Staff from the facility, set up in 2014 as a rural development initiative of the Japanese government, are arrested by the military and the building left riddled with bullet holes
More than 20 people were taken hostage this week in a Myanmar army raid on a Magway Region health facility once built by the Japanese government as a rural development initiative.
Using helicopters, the military opened fire on Ma Gyi Kan village on Tuesday, 17 miles north of the administrative centre of Myaing Township. The troops centred their attack on the local centre, which had a 50-patient capacity and a labour and delivery room for expecting mothers.
An x-ray machine valued at 50m kyat (nearly US$24,000) was destroyed in the assault and the walls of the building were riddled with bullet holes, a local staff member managing the site said. By Thursday, he told Myanmar Now that the structure had nearly collapsed due to the damage from gun and artillery fire.
While the Ma Gyi Kan community had been operating the health centre on their own since November 2021 in the aftermath of the military coup, Myanmar Now has learned that the site was built with the support of the Japan International Cooperation Agency—the development arm of the Japanese government—nearly 10 years ago. Since then, locals had expanded it, and even built bunkers in which they could seek shelter from airstrikes.
“The building was donated by the Japanese,” the managing staff member explained. “It wouldn’t have been as much of a problem if the military had destroyed the annexes built by the community, but I feel very sorry that they destroyed a building donated especially for us by a foreign country.”
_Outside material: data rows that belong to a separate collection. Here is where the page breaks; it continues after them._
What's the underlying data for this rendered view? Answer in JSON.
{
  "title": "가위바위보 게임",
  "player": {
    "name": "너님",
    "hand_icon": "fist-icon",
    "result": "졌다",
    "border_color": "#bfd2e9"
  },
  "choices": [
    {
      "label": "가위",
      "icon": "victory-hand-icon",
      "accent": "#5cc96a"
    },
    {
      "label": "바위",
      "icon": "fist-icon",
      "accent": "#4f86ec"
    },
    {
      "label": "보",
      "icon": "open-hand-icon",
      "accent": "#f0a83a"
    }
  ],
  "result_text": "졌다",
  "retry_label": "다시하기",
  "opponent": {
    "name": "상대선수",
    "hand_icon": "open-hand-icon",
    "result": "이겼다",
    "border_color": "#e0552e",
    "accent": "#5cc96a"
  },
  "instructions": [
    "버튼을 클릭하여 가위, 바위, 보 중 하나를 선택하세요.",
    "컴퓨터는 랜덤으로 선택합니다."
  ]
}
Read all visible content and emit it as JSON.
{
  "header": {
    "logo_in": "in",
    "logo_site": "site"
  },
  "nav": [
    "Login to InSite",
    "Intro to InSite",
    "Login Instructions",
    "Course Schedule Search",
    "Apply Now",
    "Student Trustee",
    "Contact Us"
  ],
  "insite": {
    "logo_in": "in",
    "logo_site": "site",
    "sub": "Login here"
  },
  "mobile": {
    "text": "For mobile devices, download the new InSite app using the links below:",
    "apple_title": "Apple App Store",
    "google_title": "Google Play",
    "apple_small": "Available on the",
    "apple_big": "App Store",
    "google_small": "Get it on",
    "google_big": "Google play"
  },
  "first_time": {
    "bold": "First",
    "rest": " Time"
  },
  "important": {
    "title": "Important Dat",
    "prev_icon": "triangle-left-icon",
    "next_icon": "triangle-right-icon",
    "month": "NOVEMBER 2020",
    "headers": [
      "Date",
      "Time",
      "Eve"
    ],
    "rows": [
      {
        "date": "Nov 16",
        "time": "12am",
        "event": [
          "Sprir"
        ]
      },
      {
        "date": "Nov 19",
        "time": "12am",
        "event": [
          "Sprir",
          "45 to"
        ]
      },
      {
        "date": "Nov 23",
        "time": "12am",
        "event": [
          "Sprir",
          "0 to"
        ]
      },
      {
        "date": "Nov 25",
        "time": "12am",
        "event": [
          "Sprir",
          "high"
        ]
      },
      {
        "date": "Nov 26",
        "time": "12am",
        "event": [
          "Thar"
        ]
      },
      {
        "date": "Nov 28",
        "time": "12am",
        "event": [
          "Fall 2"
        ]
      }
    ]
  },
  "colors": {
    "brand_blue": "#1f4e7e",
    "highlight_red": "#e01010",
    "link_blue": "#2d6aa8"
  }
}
He noted that an inscription on the structure commemorated it as a rural development project endorsed by Japan, and said that there were similar health facilities in other Myaing Township villages. Among them were Kan Net, Lim Ka Taw and Kyauk Sauk.
At the time that the regime soldiers attacked the site, there were patients from Ma Gyi Kan and the surrounding villages undergoing treatment, including more than a dozen pregnant women preparing to give birth.
“Most patients did not dare to go to the city, so that’s why we had opened this facility, despite the risks [of a junta attack],” the staff member said. He added that no one with a weapon was allowed to enter its premises, but that they would provide treatment to anyone in need, including junta soldiers, if they respected this rule.
The military council issued a statement on Wednesday confirming the attack on Ma Gyi Kan and claimed that members of the anti-junta People’s Defence Force (PDF) were hiding there and storing weapons in the facility. They said that grenades, missiles and ammunition were seized from the health centre, along with three cars and five motorcycles.
Ten men and 20 women were captured in the raid, the junta said, alleging that the individuals had ties to or were part of the PDF.
The managing staff member who spoke to Myanmar Now rejected the statement as false, noting that those captured by the junta were villagers and medical staff and that no weapons were confiscated at the health centre. Any arms that were seized were taken from a PDF camp located outside of Ma Gyi Kan, he added.
“They are lying that guns were found at the health centre,” he said. “No one was allowed to carry weapons inside the compound.”
Around 300 people, including patients, caregivers, locals and health workers were initially rounded up by the soldiers at the facility. The occupying soldiers stayed in Ma Gyi Kan until Thursday before leaving for Myaing town, forcing one woman and 20 men to accompany them, according to Cross, a leader of the local PDF chapter.
During the raid on Ma Gyi Kan, a 16-year-old boy was shot dead, Cross said.
Myanmar Now was unable to verify the victim’s identity at the time of reporting.
He confirmed that the troops had overrun the PDF’s base camp outside of the village after attacking the health centre and setting fire to four homes.
Ammunition, communications equipment, and other property totalling more than 150m kyat (more than $71,000) in value were lost in the assault on their post, Cross said.